Como estão os planos para o próximo Carnaval e como conciliar a rotina de apresentações? 
Vamos fazer Porto Seguro, Barreiras, camarote, pipoca... Meu estilo de vida me favorece. Dificilmente eu me sinto cansado. Eu pratico atividade física desde os meus 16 anos, que foi quando meus pais me permitiram fazer musculação. Não faço uso de bebida alcoólica, não faço uso de drogas. De quatro anos para cá, tenho buscado um estilo de vida de alimentação cada vez mais saudável.
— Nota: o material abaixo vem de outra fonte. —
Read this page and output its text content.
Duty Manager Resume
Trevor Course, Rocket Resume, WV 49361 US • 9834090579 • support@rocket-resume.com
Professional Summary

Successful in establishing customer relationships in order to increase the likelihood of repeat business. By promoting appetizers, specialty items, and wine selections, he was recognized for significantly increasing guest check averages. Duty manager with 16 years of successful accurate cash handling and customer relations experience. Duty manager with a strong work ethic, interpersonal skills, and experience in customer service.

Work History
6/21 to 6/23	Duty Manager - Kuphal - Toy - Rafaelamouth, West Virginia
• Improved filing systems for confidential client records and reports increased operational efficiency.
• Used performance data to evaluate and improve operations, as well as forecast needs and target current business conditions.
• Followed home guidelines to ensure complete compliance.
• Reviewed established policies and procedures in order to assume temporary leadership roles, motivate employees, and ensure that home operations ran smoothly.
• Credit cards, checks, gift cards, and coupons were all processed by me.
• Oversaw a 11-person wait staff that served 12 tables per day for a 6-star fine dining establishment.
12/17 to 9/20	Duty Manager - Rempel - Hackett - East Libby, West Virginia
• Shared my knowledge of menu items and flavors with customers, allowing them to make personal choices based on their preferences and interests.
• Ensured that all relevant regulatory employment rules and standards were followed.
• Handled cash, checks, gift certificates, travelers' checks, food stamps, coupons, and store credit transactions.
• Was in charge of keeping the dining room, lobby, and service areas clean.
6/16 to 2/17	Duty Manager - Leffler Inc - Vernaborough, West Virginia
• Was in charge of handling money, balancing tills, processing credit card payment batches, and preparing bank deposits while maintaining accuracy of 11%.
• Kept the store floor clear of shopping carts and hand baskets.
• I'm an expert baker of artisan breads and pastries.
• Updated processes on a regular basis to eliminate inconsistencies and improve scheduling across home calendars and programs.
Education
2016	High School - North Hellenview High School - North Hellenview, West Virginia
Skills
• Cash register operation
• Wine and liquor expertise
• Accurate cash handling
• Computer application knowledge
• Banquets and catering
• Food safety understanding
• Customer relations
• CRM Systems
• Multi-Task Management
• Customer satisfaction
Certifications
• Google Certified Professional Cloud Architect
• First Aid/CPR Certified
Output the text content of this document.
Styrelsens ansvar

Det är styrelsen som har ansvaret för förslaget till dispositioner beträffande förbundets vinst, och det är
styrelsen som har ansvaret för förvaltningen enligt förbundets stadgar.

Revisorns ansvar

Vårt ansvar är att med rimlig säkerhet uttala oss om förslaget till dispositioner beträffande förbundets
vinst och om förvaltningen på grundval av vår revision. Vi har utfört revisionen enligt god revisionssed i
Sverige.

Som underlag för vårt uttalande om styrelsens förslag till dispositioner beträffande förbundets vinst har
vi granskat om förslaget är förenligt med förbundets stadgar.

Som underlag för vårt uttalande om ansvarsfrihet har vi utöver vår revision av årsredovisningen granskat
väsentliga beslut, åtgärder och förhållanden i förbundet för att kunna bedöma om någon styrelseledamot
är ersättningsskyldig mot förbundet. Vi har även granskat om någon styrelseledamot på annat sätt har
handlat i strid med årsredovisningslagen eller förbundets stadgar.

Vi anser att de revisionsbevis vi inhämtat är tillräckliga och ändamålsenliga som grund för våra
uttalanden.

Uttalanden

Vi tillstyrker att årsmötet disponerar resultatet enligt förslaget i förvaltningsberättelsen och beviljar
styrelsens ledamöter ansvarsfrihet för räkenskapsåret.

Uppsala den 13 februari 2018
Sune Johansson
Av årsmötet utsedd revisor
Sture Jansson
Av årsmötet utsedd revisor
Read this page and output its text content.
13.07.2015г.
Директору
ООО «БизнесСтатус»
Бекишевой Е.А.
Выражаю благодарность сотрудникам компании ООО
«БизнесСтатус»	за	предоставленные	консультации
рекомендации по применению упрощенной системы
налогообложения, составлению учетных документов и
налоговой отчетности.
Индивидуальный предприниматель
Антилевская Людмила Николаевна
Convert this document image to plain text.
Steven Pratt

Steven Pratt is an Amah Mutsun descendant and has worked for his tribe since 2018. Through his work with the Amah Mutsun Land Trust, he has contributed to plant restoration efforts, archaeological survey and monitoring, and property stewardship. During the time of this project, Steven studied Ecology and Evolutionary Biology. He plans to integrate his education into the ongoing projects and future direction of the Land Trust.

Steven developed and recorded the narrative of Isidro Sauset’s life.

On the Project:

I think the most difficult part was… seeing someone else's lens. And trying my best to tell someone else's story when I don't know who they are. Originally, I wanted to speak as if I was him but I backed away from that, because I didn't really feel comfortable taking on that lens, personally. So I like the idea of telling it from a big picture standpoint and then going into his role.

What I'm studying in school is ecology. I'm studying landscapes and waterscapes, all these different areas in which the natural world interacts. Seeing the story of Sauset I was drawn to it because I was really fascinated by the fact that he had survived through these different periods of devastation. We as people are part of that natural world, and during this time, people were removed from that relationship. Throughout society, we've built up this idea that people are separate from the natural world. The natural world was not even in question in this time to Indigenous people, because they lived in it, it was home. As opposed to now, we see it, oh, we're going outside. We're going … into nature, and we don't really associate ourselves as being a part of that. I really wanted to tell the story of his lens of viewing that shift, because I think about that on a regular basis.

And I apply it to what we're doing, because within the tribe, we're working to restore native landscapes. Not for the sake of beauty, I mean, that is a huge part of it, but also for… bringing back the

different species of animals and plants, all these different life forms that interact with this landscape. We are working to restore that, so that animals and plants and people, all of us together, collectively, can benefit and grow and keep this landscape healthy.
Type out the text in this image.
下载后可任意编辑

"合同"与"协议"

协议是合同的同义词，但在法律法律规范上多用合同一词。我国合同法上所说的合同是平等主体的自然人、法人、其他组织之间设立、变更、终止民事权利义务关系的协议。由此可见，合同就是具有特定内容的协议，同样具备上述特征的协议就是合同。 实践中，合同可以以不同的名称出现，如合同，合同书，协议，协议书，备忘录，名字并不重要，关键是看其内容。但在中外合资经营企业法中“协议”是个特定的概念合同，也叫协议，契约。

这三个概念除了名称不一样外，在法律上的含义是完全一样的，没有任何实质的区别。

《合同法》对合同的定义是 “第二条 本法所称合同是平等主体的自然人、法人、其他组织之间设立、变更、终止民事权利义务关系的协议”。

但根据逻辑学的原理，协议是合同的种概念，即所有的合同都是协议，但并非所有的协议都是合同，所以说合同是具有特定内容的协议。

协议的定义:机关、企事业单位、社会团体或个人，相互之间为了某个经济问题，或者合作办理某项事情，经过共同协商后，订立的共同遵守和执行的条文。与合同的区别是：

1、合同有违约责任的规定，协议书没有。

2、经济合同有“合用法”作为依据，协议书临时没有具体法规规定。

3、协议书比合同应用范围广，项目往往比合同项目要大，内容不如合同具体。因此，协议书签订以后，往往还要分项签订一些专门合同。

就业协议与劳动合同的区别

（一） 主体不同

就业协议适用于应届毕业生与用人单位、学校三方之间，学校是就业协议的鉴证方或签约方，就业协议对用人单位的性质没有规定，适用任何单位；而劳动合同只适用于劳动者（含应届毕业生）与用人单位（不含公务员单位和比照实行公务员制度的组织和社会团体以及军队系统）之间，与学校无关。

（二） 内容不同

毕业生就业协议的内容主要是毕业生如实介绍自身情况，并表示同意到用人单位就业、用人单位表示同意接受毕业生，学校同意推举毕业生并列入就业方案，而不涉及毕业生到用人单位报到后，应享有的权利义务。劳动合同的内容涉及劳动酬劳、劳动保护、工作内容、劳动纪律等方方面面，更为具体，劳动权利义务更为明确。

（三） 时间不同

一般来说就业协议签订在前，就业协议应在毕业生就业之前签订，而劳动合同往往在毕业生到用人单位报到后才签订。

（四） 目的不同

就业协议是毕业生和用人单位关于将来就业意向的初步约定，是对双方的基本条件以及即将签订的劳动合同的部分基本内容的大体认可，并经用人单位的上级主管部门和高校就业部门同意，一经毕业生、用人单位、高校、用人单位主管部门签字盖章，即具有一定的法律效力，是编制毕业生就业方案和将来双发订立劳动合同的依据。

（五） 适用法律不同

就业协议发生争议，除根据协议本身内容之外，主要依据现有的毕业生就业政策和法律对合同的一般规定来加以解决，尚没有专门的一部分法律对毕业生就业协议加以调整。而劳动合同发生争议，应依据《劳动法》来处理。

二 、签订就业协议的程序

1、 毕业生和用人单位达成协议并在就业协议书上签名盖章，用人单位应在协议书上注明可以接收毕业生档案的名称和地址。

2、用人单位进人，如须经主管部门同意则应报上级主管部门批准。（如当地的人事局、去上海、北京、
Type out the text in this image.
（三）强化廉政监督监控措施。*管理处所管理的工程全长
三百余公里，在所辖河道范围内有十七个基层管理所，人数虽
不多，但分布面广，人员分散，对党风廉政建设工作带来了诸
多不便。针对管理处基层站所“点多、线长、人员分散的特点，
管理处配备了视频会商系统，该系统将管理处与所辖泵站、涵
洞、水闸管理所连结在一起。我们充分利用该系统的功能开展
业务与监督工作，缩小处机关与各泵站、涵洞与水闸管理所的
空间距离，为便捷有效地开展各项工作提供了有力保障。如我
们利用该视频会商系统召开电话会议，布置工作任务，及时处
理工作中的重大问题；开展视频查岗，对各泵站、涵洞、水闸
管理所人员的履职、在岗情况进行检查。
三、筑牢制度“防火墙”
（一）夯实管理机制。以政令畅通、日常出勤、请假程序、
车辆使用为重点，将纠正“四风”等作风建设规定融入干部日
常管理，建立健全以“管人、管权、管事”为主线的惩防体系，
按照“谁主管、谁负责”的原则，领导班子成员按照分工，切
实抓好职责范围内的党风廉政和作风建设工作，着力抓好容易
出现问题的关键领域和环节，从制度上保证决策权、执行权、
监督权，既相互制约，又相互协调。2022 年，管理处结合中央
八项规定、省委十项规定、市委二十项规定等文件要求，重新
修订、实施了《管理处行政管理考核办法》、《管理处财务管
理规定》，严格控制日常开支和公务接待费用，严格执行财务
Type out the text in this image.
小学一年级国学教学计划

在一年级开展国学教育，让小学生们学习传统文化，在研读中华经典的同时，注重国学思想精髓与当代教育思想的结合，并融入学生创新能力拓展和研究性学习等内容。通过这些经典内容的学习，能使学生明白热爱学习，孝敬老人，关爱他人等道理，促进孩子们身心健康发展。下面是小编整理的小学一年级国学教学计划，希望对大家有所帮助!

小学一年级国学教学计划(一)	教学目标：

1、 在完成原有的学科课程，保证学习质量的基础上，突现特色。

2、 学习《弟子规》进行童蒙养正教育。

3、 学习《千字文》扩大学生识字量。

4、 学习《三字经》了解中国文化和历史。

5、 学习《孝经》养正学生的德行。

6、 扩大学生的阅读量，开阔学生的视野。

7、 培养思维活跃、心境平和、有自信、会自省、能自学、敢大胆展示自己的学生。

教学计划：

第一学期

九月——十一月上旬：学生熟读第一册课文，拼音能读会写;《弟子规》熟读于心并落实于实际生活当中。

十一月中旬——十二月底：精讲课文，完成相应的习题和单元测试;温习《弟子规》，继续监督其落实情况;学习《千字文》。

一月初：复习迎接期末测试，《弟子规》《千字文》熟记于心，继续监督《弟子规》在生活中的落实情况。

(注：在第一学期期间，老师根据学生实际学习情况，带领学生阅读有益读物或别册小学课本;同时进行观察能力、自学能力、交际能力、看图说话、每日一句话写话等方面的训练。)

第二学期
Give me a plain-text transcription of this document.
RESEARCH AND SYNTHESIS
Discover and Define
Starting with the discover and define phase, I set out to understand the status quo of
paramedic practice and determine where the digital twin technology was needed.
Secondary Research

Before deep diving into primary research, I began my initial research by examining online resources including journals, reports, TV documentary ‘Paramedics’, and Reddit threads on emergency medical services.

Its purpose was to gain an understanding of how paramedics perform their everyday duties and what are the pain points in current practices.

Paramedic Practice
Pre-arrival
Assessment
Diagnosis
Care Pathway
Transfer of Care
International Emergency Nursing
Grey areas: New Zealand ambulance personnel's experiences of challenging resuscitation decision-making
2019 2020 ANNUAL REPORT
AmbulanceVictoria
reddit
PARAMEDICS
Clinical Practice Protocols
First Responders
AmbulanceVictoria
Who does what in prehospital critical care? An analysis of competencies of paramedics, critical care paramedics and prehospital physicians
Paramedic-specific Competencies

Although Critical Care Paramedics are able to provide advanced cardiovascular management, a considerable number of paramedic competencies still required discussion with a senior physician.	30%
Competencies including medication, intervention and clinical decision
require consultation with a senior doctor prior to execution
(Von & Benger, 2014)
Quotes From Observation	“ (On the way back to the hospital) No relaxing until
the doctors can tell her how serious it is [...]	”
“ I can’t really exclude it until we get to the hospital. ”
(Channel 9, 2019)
Para potencializar, acabei de entrar no crossfit e tenho um escritório que tem uma responsabilidade muito grande, me dando todo um aparato. Eu acabo chegando no Carnaval com o psicológico e o físico em plena saúde. Medito, faço leituras, assisto vídeos, busco o autoconhecimento para entender meus limites físicos, mental e espiritual. Me preparo o tempo inteiro para entregar o meu melhor e eu fico feliz de quem me olha e se sente-se motivado a ser feliz. E faço um Carnaval abençoado por Deus e bonito por natureza. Por fim, uma ideia fantástica do meu escritório, três produtos da casa, Lincoln e Duas Medidas, O Poeta e La Fúria, em um ensaio coletivo, dias 15, 22 e 29 de janeiro, no Jardim dos Namorados.